CoreEditor: Consistent 3D Editing via Correspondence-constrained Diffusion
Zhe Zhu, Honghua Chen, Peng Li, Mingqiang Wei
TL;DR
CoreEditor addresses the problem of inconsistent multi-view edits in text-driven 3D editing by introducing a correspondence-constrained attention mechanism that enforces precise cross-view interactions during diffusion. It combines a geometric plus semantic co-supported correspondence strategy with a Reference Attention pipeline to align global editing styles and maintain local consistency without fine-tuning the diffusion model.
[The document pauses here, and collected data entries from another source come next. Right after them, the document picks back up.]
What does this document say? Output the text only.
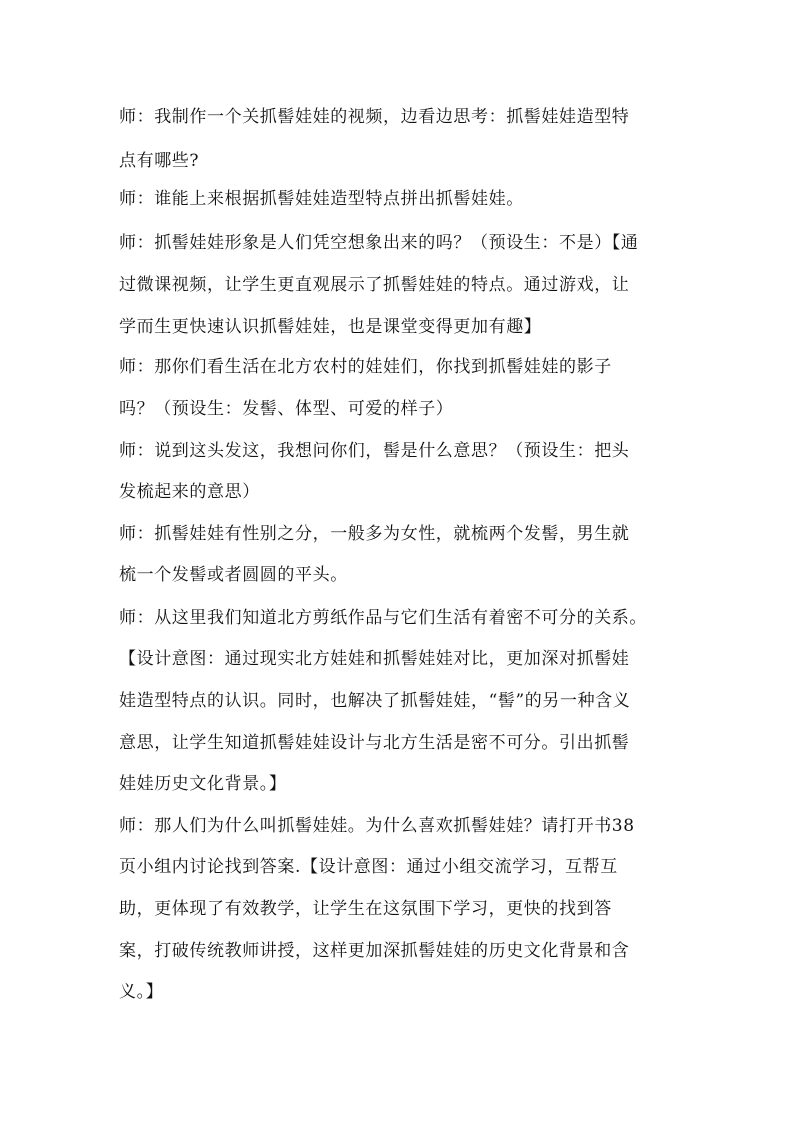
师：我制作一个关抓髻娃娃的视频，边看边思考：抓髻娃娃造型特
点有哪些?
师：谁能上来根据抓髻娃娃造型特点拼出抓髻娃娃。
师：抓髻娃娃形象是人们凭空想象出来的吗？（预设生：不是）【通
过微课视频，让学生更直观展示了抓髻娃娃的特点。通过游戏，让
学而生更快速认识抓髻娃娃，也是课堂变得更加有趣】
师：那你们看生活在北方农村的娃娃们，你找到抓髻娃娃的影子
吗？（预设生：发髻、体型、可爱的样子）
师：说到这头发这，我想问你们，髻是什么意思？（预设生：把头
发梳起来的意思）
师：抓髻娃娃有性别之分，一般多为女性，就梳两个发髻，男生就
梳一个发髻或者圆圆的平头。
师：从这里我们知道北方剪纸作品与它们生活有着密不可分的关系。
【设计意图：通过现实北方娃娃和抓髻娃娃对比，更加深对抓髻娃
娃造型特点的认识。同时，也解决了抓髻娃娃，“髻”的另一种含义
意思，让学生知道抓髻娃娃设计与北方生活是密不可分。引出抓髻
娃娃历史文化背景。】
师：那人们为什么叫抓髻娃娃。为什么喜欢抓髻娃娃？请打开书38
页小组内讨论找到答案.【设计意图：通过小组交流学习，互帮互
助，更体现了有效教学，让学生在这氛围下学习，更快的找到答
案，打破传统教师讲授，这样更加深抓髻娃娃的历史文化背景和含
义。】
The key contributions are the Correspondence-constrained Attention (CCA), the geometric+semantic correspondence framework, and the selective editing pipeline enabling user-controlled, diverse, yet faithful edits. Empirical results across seven scenes demonstrate superior 3D consistency, sharper textures, and higher semantic fidelity compared to state-of-the-art baselines, while maintaining efficiency and zero-shot deployment. This work advances practical, high-quality 3D editing workflows for neural scene representations such as Gaussian Splatting.
Abstract
Text-driven 3D editing seeks to modify 3D scenes according to textual descriptions, and most existing approaches tackle this by adapting pre-trained 2D image editors to multi-view inputs. However, without explicit control over multi-view information exchange, they often fail to maintain cross-view consistency, leading to insufficient edits and blurry details. We introduce CoreEditor, a novel framework for consistent text-to-3D editing. The key innovation is a correspondence-constrained attention mechanism that enforces precise interactions between pixels expected to remain consistent throughout the diffusion denoising process. Beyond relying solely on geometric alignment, we further incorporate semantic similarity estimated during denoising, enabling more reliable correspondence modeling and robust multi-view editing. In addition, we design a selective editing pipeline that allows users to choose preferred results from multiple candidates, offering greater flexibility and user control. Extensive experiments show that CoreEditor produces high-quality, 3D-consistent edits with sharper details, significantly outperforming prior methods.